Charlotte Mason Fundamentals
The ideas of Charlotte Mason (1842-1923), an English author, philosopher and educator, are the basis of Ambleside School’s method of education. This British Educator founded a teacher training college in Ambleside, England, inspired the creation of the Parents’ National Education Union, and shaped the work of education in hundreds of primary and secondary schools worldwide. Her ideas are set forth extensively in six volumes—Home Education, Parents and Children, School Education, Ourselves, Formation of Character, and A Philosophy of Education.
Education as Vital, Dynamic, Living
Real learning occurs when the learner wonders, asks why and how. At Ambleside School the teachers cultivate an atmosphere that is rich in great ideas and stimulates thought and dialogue. The teacher places the very best books before her students, books rich in content and ideas, books that engage the mind and imagination. Through the use of these “living books” students interact with authors, scientists, mathematicians, philosophers, historians, artists, poets, and explorers. Learn more about a “living education” here.
The Infinite Dignity and Potential of Each Child
Because students are born in God’s image, they are born with a great potential for a fruitful life full of varied interests and relationships. At Ambleside School, students are not identified or limited by their strengths or weaknesses. All students participate in a broad and rigorous curriculum where they calculate, solve, attend, explore, ponder, recite, paint and sing. The expectation that prevails within the school is that all students will learn and grow to their full potential as persons and attain their vast inheritance in Christ.
A Non-Competitive, Stimulating Atmosphere
Administration, faculty and students are held to the highest standard in their way of relating to one another. In an atmosphere of sincerity and truth, students are free to learn for the pleasure of knowing. Students do not compete with their peers for rank, grades or prizes. Learning is the focus, not besting a classmate. Great ideas, great works of literature, great works of art, the glory of the created world, and the common experiences of life are placed before the students to observe, explore and understand.
The Priority of the Relational Life
Students live in relationship with God, self, others, the world of ideas, and all of creation.
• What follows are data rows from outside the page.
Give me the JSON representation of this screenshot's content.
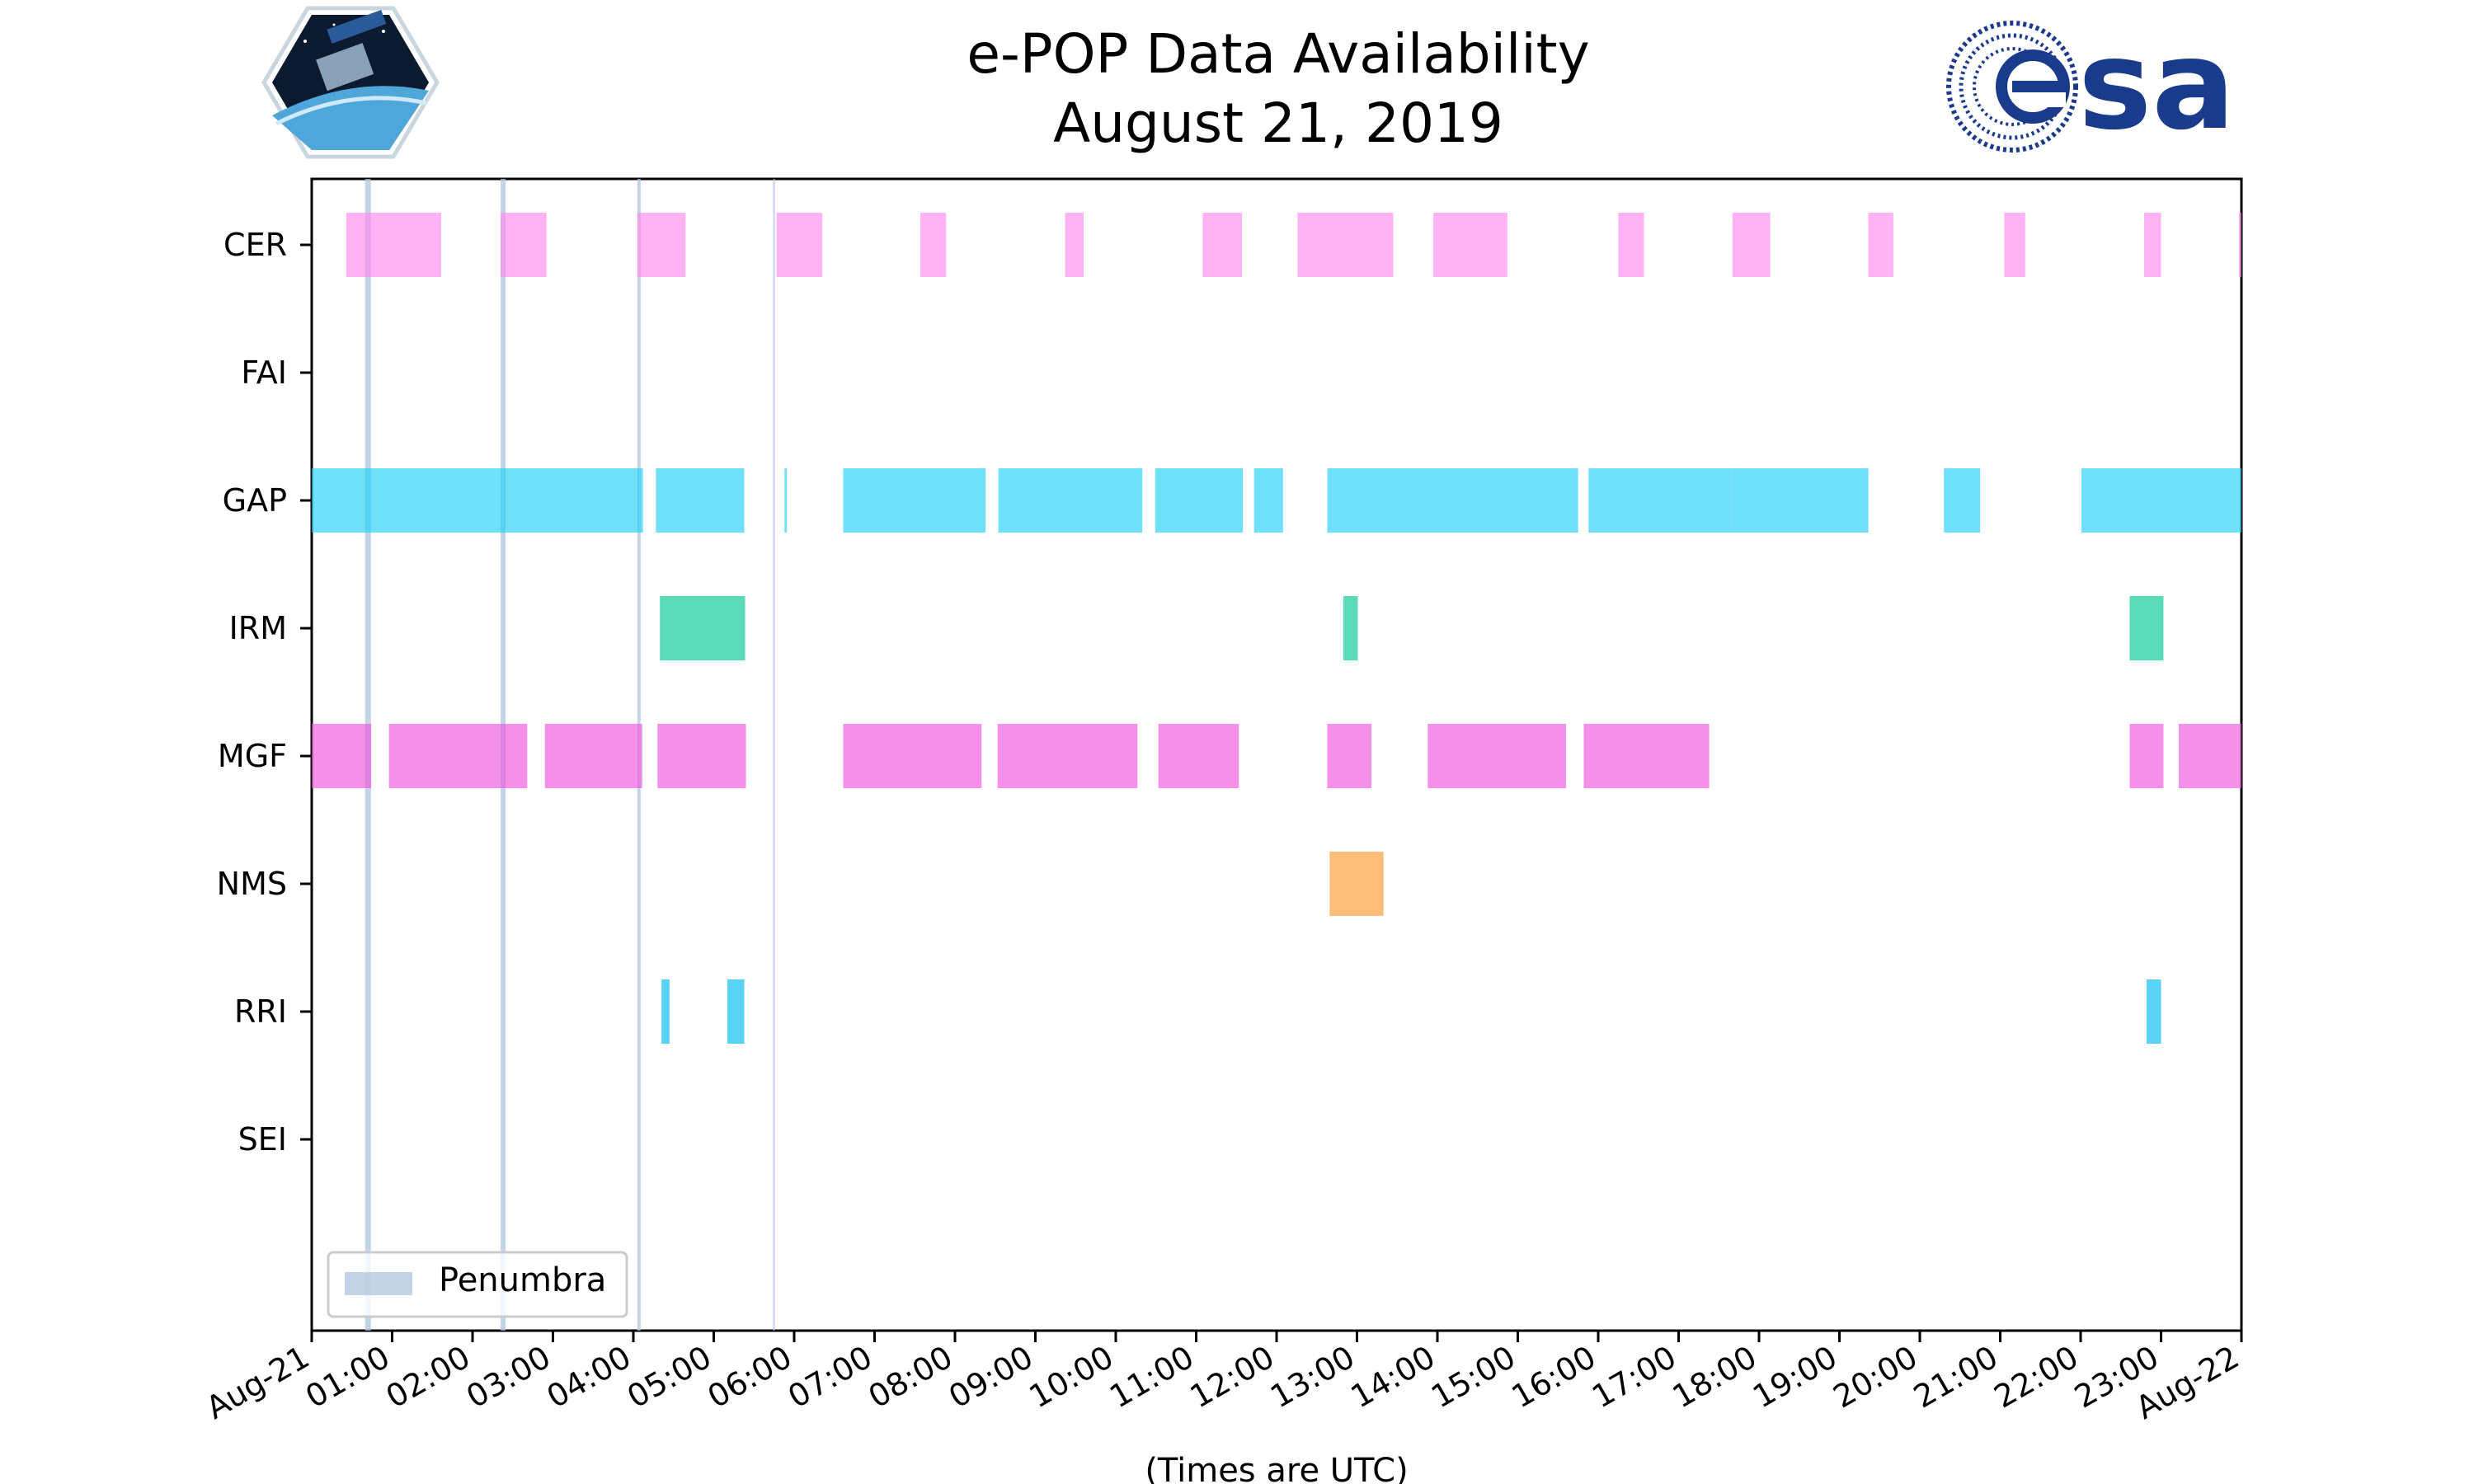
{
  "chart_data": {
    "type": "timeline",
    "title": "e-POP Data Availability",
    "subtitle": "August 21, 2019",
    "xlabel": "(Times are UTC)",
    "x_range_hours": [
      0,
      24
    ],
    "x_tick_labels": [
      "Aug-21",
      "01:00",
      "02:00",
      "03:00",
      "04:00",
      "05:00",
      "06:00",
      "07:00",
      "08:00",
      "09:00",
      "10:00",
      "11:00",
      "12:00",
      "13:00",
      "14:00",
      "15:00",
      "16:00",
      "17:00",
      "18:00",
      "19:00",
      "20:00",
      "21:00",
      "22:00",
      "23:00",
      "Aug-22"
    ],
    "instruments": [
      "CER",
      "FAI",
      "GAP",
      "IRM",
      "MGF",
      "NMS",
      "RRI",
      "SEI"
    ],
    "legend": {
      "label": "Penumbra",
      "position": "lower-left",
      "color": "#b0c4de"
    },
    "penumbra_hours": [
      0.7,
      2.38,
      4.07,
      5.75
    ],
    "series": [
      {
        "name": "CER",
        "color": "#ff88ee",
        "intervals": [
          [
            0.43,
            1.61
          ],
          [
            2.35,
            2.92
          ],
          [
            4.05,
            4.65
          ],
          [
            5.78,
            6.35
          ],
          [
            7.57,
            7.89
          ],
          [
            9.37,
            9.6
          ],
          [
            11.08,
            11.57
          ],
          [
            12.26,
            13.45
          ],
          [
            13.95,
            14.87
          ],
          [
            16.25,
            16.57
          ],
          [
            17.67,
            18.14
          ],
          [
            19.36,
            19.67
          ],
          [
            21.05,
            21.31
          ],
          [
            22.79,
            23.0
          ],
          [
            23.97,
            24.0
          ]
        ]
      },
      {
        "name": "FAI",
        "color": "#999999",
        "intervals": []
      },
      {
        "name": "GAP",
        "color": "#20d0f8",
        "intervals": [
          [
            0.0,
            4.12
          ],
          [
            4.28,
            5.38
          ],
          [
            5.88,
            5.91
          ],
          [
            6.61,
            8.38
          ],
          [
            8.54,
            10.33
          ],
          [
            10.49,
            11.58
          ],
          [
            11.72,
            12.08
          ],
          [
            12.63,
            15.75
          ],
          [
            15.88,
            17.67
          ],
          [
            17.67,
            19.36
          ],
          [
            20.3,
            20.75
          ],
          [
            22.01,
            24.0
          ]
        ]
      },
      {
        "name": "IRM",
        "color": "#00c890",
        "intervals": [
          [
            4.33,
            5.39
          ],
          [
            12.83,
            13.01
          ],
          [
            22.61,
            23.03
          ]
        ]
      },
      {
        "name": "MGF",
        "color": "#ee55dd",
        "intervals": [
          [
            0.0,
            0.74
          ],
          [
            0.96,
            2.68
          ],
          [
            2.9,
            4.11
          ],
          [
            4.3,
            5.4
          ],
          [
            6.61,
            8.33
          ],
          [
            8.53,
            10.27
          ],
          [
            10.53,
            11.53
          ],
          [
            12.63,
            13.18
          ],
          [
            13.88,
            15.6
          ],
          [
            15.82,
            17.38
          ],
          [
            22.61,
            23.03
          ],
          [
            23.22,
            24.0
          ]
        ]
      },
      {
        "name": "NMS",
        "color": "#ff9933",
        "intervals": [
          [
            12.66,
            13.33
          ]
        ]
      },
      {
        "name": "RRI",
        "color": "#00bbee",
        "intervals": [
          [
            4.35,
            4.45
          ],
          [
            5.17,
            5.38
          ],
          [
            22.82,
            23.0
          ]
        ]
      },
      {
        "name": "SEI",
        "color": "#cccccc",
        "intervals": []
      }
    ]
  }
}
Teachers cultivate these relationships through a broad and challenging curriculum, and all members of the school community are expected to relate according to the principles of Jesus Christ. Ambleside School adheres to the principles God has established for human relationships and recognizes both the authority and the responsibility given to leaders.
The Discipline of Habit
At Ambleside School, we consider the process of student work as important as the end product. Rather than developing persons who are able to study well for the next exam, we are interested in helping students develop a life of study. The teacher is to ask such questions as: Did she pay attention? Did he put forth effort? And was she thorough? We believe school is a place to develop habits that will serve students throughout their lives.
While recognizing that students have various levels of gifting, it is the expectation of Ambleside administration and faculty that every student will develop the habits necessary for producing work of the highest quality, and will grow into the fullness of their God-given potential.
The Importance of Delight and of Struggle
Students will naturally delight in the feast of great ideas set before them. They will savor them and grow in the ability to enjoy and celebrate their relations with persons, ideas, and creation. But they will also at times struggle. We consider the struggle to be as essential to the learning process as the delight. Students must learn to labor with problems not yet grasped, to remain on task when uncertain of the outcome, to struggle to completion when mind and hand are tired, to experience the rewards and negative consequences of their actions. There will be no growth in character without the struggle.
Foremost among the enemies of the delight and the struggle necessary for the cultivation of a learner are entertainment and indulgence. In the classroom, entertainment and indulgence both encourage passivity. To grow, a student must be strenuously engaged in the work of learning.